The film's biggest premise is that humans have lost their biological ability to reproduce themselves. This is a highly metaphorical narrative motivation. With the declining birth rate, the worsening environmental deterioration, and the development of various biotechnologies, the fear of human extinction has appeared more and more in literature and art since the end of the last century. This kind of worry is different from the fear of the end of the world, and it reflects the vigilance of human beings against their own cultural alienation. A detail that matches this premise is that the big screen on the street in the movie constantly broadcasts an advertisement for a suicide drug, and the male protagonist was once worried that his old friend and wife had taken the drug. The extreme of human cultural alienation is various religious teachings with suicide as the ultimate orientation. In the film, this kind of teaching has become the mainstream of society. Thus, the loss of self-reproduction, although a biological problem, is never attempted to be explained in the film, with the only description being a midwife's recollection of widespread miscarriages in the hospital and the absence of pregnant women. The film's deliberate evasion of biological causes also implies that biological causes are not the root cause of the loss of self-reproduction ability.

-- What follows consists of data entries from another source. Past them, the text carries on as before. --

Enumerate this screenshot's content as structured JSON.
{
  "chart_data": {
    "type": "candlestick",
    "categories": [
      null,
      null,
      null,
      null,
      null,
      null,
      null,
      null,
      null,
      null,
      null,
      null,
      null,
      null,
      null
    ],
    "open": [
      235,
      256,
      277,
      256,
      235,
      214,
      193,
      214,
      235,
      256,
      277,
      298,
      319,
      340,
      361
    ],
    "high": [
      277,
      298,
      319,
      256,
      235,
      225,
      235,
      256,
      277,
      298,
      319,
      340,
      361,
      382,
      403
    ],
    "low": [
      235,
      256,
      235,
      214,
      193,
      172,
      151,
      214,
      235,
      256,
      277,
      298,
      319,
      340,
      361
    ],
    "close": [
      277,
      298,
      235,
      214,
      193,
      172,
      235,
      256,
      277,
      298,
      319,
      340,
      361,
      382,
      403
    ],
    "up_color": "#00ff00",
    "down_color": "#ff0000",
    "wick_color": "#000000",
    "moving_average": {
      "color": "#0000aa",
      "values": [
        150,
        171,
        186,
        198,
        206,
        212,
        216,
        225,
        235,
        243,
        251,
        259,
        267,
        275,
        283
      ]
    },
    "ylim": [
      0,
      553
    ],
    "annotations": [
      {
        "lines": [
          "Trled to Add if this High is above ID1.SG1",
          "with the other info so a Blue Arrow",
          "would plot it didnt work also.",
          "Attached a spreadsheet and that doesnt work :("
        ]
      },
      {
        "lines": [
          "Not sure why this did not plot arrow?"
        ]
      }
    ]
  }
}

If the loss of self-reproduction is seen as a metaphor for cultural alienation, then the film's assumption of the Last Pure Land is full of political implications. Not long after the film started, the film conveyed the message through the pictures and sounds on the TV news that the rest of the world was in riots due to terrorism, and Britain was the only place where human civilization survived, and even an art committee was organized to rescue the rest of the world. At the same time, refugees from all over the world continued to pour in. In order to maintain social stability, the British authorities adopted the method of isolation. Although the film does not show any political operation and government scenes, the experience of the male protagonist shows the social consequences caused by this isolation and control. Terrorist organizations and small-scale riots can be seen everywhere, ordinary people live in precariousness, and society is in The brink of collapse. The film's assumption of the Last Pure Land inherits the critical spirit in literature and art and the vigilance against totalitarian politics.
The two core assumptions, cultural and political, fill the film with strength, centered on the long shot of the film's climax. On one side, the government army was fighting to suppress the rebellion, and on the other side, civilians of all colors in the residential building witnessed the birth of the first baby in 18 years. For those few minutes, the war stalled and everyone made way for the baby, the only release point in the entire film's repression that brought me almost to tears. However, after a short silence, the gunshots sounded again, and the hero and heroine came to the sea through the sewers, waiting for the ships of the Human Council to take them to the unknown world.
Similar to science fiction films such as "War of the Worlds", the film finally gives the audience a mirror-like ending. The crisis seems to be solved by some factor other than the characters' efforts, and the film is over here. But in retrospect, the solution of the crisis by this external factor is false. The human committee is never confirmed in the film, and no one knows whether this committee can guarantee the safety of the baby. This ending actually puts a comedy coat on the tragedy, allowing the film to be read for deeper thinking. Another solution, as shown in "Atonement", is to first show the happy ending imagined by a character, then break it, present the cruel reality, and create information beyond the narrative itself through the change of perspective.